Welcome to European Tribune. It's gone a bit quiet around here these days, but it's still going.
While my point was about events in the 1680s, I feel I must add a few words about what happened later.

I said the ratio of Hungarian-speakers fell to around 40% by the end of the 18th century. Even until after WWI, when Austria-Hungary was cut up, assimilation (including of several ancestors of yours truly) only increased this to IIRC 54%. So you can guess the unfolding tragic of nationalism: the not-even-absolute majority (or first the feudal class in their name) sought to exert control and suppress other nationalisms, while those other nationalisms formed and strenghtened in response.

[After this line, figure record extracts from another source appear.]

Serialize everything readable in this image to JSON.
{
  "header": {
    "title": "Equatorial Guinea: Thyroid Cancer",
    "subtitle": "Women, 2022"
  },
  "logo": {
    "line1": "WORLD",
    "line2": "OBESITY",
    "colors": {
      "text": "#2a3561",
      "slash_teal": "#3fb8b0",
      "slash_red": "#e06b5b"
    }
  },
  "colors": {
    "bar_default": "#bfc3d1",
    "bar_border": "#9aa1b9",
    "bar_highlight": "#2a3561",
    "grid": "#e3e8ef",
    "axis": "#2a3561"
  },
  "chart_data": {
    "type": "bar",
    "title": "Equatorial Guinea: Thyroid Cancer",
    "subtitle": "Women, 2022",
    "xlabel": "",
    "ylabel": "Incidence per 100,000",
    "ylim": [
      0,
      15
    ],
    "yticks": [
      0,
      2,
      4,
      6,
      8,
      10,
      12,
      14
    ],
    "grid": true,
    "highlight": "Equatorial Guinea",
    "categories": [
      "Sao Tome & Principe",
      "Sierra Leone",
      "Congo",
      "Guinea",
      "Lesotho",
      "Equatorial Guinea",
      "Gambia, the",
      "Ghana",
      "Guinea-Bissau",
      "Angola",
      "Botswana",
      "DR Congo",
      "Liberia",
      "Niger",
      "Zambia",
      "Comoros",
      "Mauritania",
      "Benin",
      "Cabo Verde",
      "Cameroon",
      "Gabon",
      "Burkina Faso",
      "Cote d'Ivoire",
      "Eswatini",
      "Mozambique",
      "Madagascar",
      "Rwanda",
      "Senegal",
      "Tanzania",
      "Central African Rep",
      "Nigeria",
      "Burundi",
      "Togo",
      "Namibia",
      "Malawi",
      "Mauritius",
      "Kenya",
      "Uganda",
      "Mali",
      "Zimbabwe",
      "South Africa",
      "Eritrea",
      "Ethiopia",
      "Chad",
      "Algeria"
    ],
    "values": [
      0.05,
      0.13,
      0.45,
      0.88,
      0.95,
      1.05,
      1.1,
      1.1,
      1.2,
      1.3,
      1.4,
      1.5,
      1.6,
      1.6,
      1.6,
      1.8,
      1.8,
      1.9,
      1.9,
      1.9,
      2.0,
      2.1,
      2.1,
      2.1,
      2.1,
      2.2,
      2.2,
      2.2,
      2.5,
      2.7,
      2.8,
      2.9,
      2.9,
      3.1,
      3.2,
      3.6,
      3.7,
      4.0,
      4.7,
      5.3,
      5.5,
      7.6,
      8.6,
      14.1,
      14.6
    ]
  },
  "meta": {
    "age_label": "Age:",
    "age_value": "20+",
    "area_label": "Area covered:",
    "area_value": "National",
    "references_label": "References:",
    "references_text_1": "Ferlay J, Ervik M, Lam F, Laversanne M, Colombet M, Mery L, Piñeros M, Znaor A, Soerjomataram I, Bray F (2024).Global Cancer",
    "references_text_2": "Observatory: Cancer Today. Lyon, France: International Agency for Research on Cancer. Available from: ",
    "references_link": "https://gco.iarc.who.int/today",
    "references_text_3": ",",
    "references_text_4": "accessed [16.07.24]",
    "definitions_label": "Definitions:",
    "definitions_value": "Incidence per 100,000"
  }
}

The history of the second rise of Hungarian nationalism (from the early 19th century 'Reform Age' to the time of the dual Empire in which Hungary had relative autonomy) is also the history of assimilation and brutal suppression of Slovaks, Romanians, Serbians, Croats (and less supression than assimilation of Germans, Jews).

One interesting thing to note is the nationalisms not rooting in a feudal class - most notably the Slovakian -: in their case, the peasant-landlord conflict and the ethnic conflict was one and the same. So in Slovakia, Hungarian nobility is the true bad guys of history. (Not without justification.)

*Lunatic*, n.
One whose delusions are out of fashion.